Recapitulando, o primeiro passo é entender seus clientes é conhecer suas motivações. Você pode fazer isso por meio do conhecimento de campo ou via pesquisas, usando F4P Cards e Fitness Box Score.

Segmente de acordo com a motivação de compra

Se você já trabalhou com personas em algum momento, vou te pedir mais atenção nessa parte, porque vou tentar quebrar alguns paradigmas que você possui (ou pelo menos te incentivar a questioná-los).

Talvez, boa parte das pessoas que estão lendo este artigo já tenham visto aquele modelo de persona padrão, que contempla informações como idade, gênero, onde trabalha, onde mora, família, renda mensal, hábitos, dores e comportamentos.

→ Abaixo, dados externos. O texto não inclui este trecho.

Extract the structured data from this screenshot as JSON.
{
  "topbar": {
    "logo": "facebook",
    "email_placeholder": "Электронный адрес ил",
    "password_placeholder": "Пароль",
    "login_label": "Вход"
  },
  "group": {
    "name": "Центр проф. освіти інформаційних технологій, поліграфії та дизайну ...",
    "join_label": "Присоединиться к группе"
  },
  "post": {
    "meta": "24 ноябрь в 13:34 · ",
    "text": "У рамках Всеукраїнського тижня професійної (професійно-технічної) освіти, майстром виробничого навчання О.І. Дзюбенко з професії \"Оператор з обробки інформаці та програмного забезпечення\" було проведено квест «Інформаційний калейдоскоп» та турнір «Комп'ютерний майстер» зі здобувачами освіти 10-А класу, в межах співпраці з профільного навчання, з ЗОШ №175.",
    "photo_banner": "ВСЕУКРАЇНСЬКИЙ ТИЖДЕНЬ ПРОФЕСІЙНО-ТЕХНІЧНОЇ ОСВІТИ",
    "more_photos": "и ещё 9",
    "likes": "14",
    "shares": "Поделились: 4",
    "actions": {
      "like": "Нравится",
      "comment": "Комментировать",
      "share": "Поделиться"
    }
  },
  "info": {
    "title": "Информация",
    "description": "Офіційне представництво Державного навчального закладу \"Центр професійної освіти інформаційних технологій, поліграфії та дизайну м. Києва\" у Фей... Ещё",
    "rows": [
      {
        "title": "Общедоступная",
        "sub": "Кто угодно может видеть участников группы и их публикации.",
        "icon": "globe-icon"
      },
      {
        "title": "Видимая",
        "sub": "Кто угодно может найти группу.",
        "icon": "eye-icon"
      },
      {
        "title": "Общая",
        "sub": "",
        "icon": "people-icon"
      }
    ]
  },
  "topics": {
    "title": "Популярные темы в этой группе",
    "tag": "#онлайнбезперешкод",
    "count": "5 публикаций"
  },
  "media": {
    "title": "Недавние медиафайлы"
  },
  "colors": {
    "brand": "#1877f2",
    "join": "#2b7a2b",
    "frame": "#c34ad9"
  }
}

Isso é até interessante, mas quero fazer uma provocação: segmentar por características demográficas/geográficas vai ser mais valioso mesmo?

Vamos pensar em 2 exemplos:

Exemplo 1

A mesma pessoa pode comprar o seu produto por motivos completamente diferentes. Imagine uma pessoa X, que vai fazer uma obra em sua casa.

Em uma primeira situação, essa pessoa planeja construir a médio prazo um quarto para o seu futuro filho que pretende ter daqui a 4 anos. Essa pessoa vai aproveitar para comprar os materiais necessários com antecedência.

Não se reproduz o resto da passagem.